FDA reports maggots, mice and manure at egg recall farms

By Caroline Scott-Thomas

- Last updated on GMT

Related tags Wright county egg Food

The Food and Drug Administration (FDA) has released reports detailing “significant deviations” from required contamination prevention practices at the two farms central to the ongoing egg recall.

The number of recalled eggs stands at around 550m, with 380m eggs recalled by Iowa-based Wright County Egg, after the operation was linked to a nationwide outbreak of salmonella enteriditis. The recall expanded to Hillandale Farms – another Iowa facility – a week later, which pulled a further 170m eggs from the market. According to the Centers for Disease Control and Prevention (CDC), approximately 1,470 reported illnesses are likely to be associated with the outbreak.

The FDA said in a conference call with journalists on Monday that water that was used to wash eggs at Hillandale Farms had been found to be contaminated with a salmonella DNA fingerprint isolate matching the outbreak strain.

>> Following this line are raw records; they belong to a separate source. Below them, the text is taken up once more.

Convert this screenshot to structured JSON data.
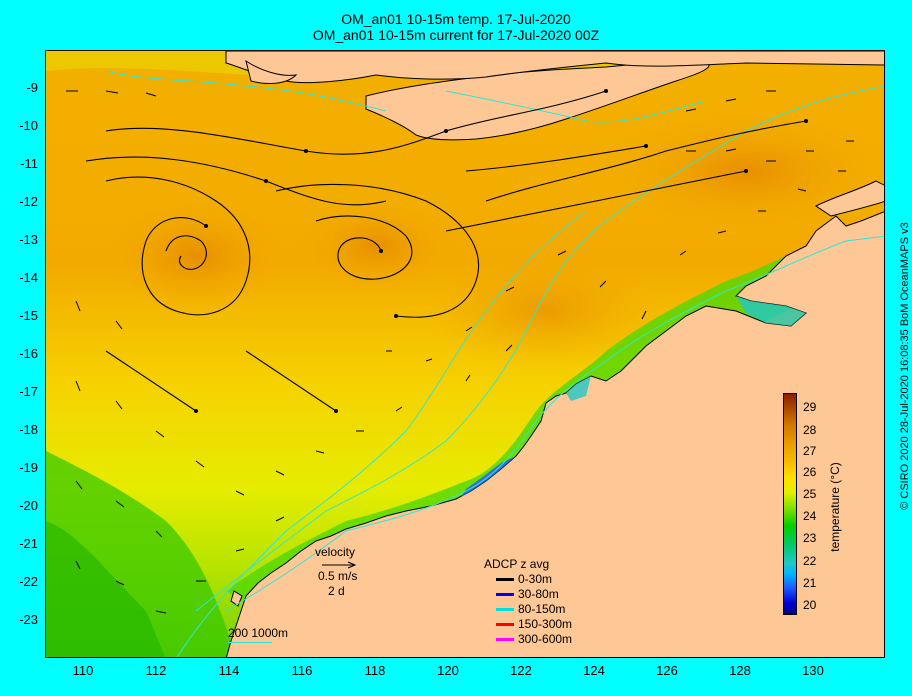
{
  "title": {
    "line1": "OM_an01 10-15m temp. 17-Jul-2020",
    "line2": "OM_an01 10-15m current for 17-Jul-2020 00Z"
  },
  "map": {
    "lon_range": [
      109,
      132
    ],
    "lat_range": [
      -24.2,
      -8.2
    ],
    "x_ticks": [
      "110",
      "112",
      "114",
      "116",
      "118",
      "120",
      "122",
      "124",
      "126",
      "128",
      "130"
    ],
    "y_ticks": [
      "-9",
      "-10",
      "-11",
      "-12",
      "-13",
      "-14",
      "-15",
      "-16",
      "-17",
      "-18",
      "-19",
      "-20",
      "-21",
      "-22",
      "-23"
    ],
    "land_color": "#fdc896",
    "isobath_color": "#30e6d2"
  },
  "velocity_legend": {
    "title": "velocity",
    "speed": "0.5 m/s",
    "duration": "2 d"
  },
  "isobath_legend": {
    "label": "200  1000m"
  },
  "adcp_legend": {
    "title": "ADCP z avg",
    "rows": [
      {
        "label": "0-30m",
        "color": "#000000"
      },
      {
        "label": "30-80m",
        "color": "#0000ff"
      },
      {
        "label": "80-150m",
        "color": "#00e0e0"
      },
      {
        "label": "150-300m",
        "color": "#ff0000"
      },
      {
        "label": "300-600m",
        "color": "#ff00ff"
      }
    ]
  },
  "colorbar": {
    "title": "temperature (°C)",
    "labels": [
      "29",
      "28",
      "27",
      "26",
      "25",
      "24",
      "23",
      "22",
      "21",
      "20"
    ]
  },
  "credit": "© CSIRO 2020  28-Jul-2020 16:08:35 BoM OceanMAPS v3"
}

Among the agency’s other observations: “Outside access doors to manure pits were pushed out with the weight of manure, which was piled in some cases four to eight feet high”, “live and dead maggots too numerous to count”​ and “unsealed rodent holes”​.

However, the FDA’s deputy commissioner for food Michael Taylor said: “We have no reason to believe that this is indicative of practices throughout the industry.”

It is still unclear to what extent food manufacturers will be affected by the recall, considering that eggs and egg products used in processed foods are required to be pasteurized, a recognized kill step for salmonella.

However, Taylor said: “Any firm should pay attention to the source of supply of their product and they should understand how it needs to be handled to produce a safe product for consumers, so if they are sourcing eggs and incorporating them in processed food products they absolutely should be sure they are processing them as processed food ingredients.”

The FDA said that it will now carry out inspections of another 600 egg producing facilities under its new egg rule, which came into force in July.

The rule requires egg producers to refrigerate eggs during storage and transportation; implement pest control measures; buy chicks and young hens from suppliers that monitor for salmonella; test hens and eggs for the bacteria; and clean and disinfect poultry houses that have tested positive.

However, the rule will not affect producers with fewer than 3,000 hens, or those that submit their eggs for further processing, such as pasteurization.

The inspections of Wright County Egg and Hillandale Farms are the first to be conducted under the new egg rule.